Pricing pressures continue for life sciences companies
Triangle Business Journal | July 7, 2017 –
“Doug Edgeton, left, of the N.C. Biotechnology Center and Mike Leary of Clarkston Consulting at a panel discussion on life sciences in Research Triangle Park.
Panelists Doug Edgeton, president and CEO of the North Carolina Biotechnology Center, and Mike Leary, managing partner at Clarkston Consulting, talked about funding, innovation and repatriation at Triangle Business Journal’s inaugural Life Sciences Live event on the morning of June 22 at The Frontier of Research Triangle Park.
When it comes to the biggest challenge currently facing Triangle life sciences companies, Leary said that it’s certainly pricing pressures with, on average, roughly $2.6 billion and about 10 years or more needed to bring a product to market.
“It creates incentives to recoup that investment,” he said, noting there’s need for “some transparency to the public that it’s not just price gouging …”
There is an “inefficient use of capital throughout the life cycle of a product,” he said. “We need to streamline that and make it more effective.”
A second point, Leary noted, is the challenge of making a “transition into the digital age.” With a movement from rewarding for outcomes rather than quantity, substantial responsibility still sits with patients, he said, when it comes to following prescribed regimens for medications, for instance.

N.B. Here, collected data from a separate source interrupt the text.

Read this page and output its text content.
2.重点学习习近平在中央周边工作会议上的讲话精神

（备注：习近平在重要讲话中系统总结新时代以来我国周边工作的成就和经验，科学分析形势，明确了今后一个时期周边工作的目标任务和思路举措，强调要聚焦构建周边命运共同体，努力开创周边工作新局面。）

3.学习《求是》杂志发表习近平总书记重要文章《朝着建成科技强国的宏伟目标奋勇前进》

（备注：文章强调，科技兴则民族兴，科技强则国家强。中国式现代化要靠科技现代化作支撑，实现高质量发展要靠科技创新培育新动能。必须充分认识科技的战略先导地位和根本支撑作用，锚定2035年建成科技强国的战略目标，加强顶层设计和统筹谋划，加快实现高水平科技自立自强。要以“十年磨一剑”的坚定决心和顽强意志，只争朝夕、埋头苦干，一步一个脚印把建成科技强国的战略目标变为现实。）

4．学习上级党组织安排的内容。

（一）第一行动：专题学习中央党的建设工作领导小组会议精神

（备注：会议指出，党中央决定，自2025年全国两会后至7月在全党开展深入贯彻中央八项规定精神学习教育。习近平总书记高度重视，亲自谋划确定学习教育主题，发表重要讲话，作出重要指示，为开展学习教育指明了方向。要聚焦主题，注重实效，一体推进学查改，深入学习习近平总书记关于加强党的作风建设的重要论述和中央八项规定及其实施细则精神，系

“How do you take a life sciences company with innovative skills around research and development of products and combine it with a partnership with somebody about how to engage patients, how to create technology, how to create applications. … To me that’s the big challenge.” He said medical device companies, particularly in the diabetes space, have been active in this arena when it comes to wearables.

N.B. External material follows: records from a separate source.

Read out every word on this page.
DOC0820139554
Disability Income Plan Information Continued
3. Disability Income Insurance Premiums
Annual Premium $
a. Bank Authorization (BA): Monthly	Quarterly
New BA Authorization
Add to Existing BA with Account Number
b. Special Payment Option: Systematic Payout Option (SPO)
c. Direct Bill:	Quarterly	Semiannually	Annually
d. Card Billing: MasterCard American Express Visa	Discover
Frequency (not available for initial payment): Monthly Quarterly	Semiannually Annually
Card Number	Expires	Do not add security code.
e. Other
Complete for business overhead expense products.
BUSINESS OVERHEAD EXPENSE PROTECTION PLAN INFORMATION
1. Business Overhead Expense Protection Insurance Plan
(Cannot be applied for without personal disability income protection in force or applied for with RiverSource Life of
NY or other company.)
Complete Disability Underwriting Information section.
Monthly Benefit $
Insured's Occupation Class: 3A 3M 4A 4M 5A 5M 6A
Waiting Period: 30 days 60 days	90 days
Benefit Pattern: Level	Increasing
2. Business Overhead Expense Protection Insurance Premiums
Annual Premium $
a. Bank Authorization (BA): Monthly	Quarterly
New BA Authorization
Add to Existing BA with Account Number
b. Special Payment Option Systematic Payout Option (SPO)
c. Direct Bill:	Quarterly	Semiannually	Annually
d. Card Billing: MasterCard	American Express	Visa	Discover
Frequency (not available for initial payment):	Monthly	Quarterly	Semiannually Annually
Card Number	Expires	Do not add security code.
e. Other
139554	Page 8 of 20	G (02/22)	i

As for Edgeton, he said the biggest challenge he sees for Triangle life sciences companies is securing their first $1 million in funding.
“Programs we do at the Biotech Center are designed to help fill some of those gaps, but that money is scarce in North Carolina; it’s hard to come by,” he said, as opposed to markets such as Boston and San Francisco. “And we’re fractions of the cost of being there. … The talent piece is very well-covered here, but I think the money piece is much easier to find in those markets.”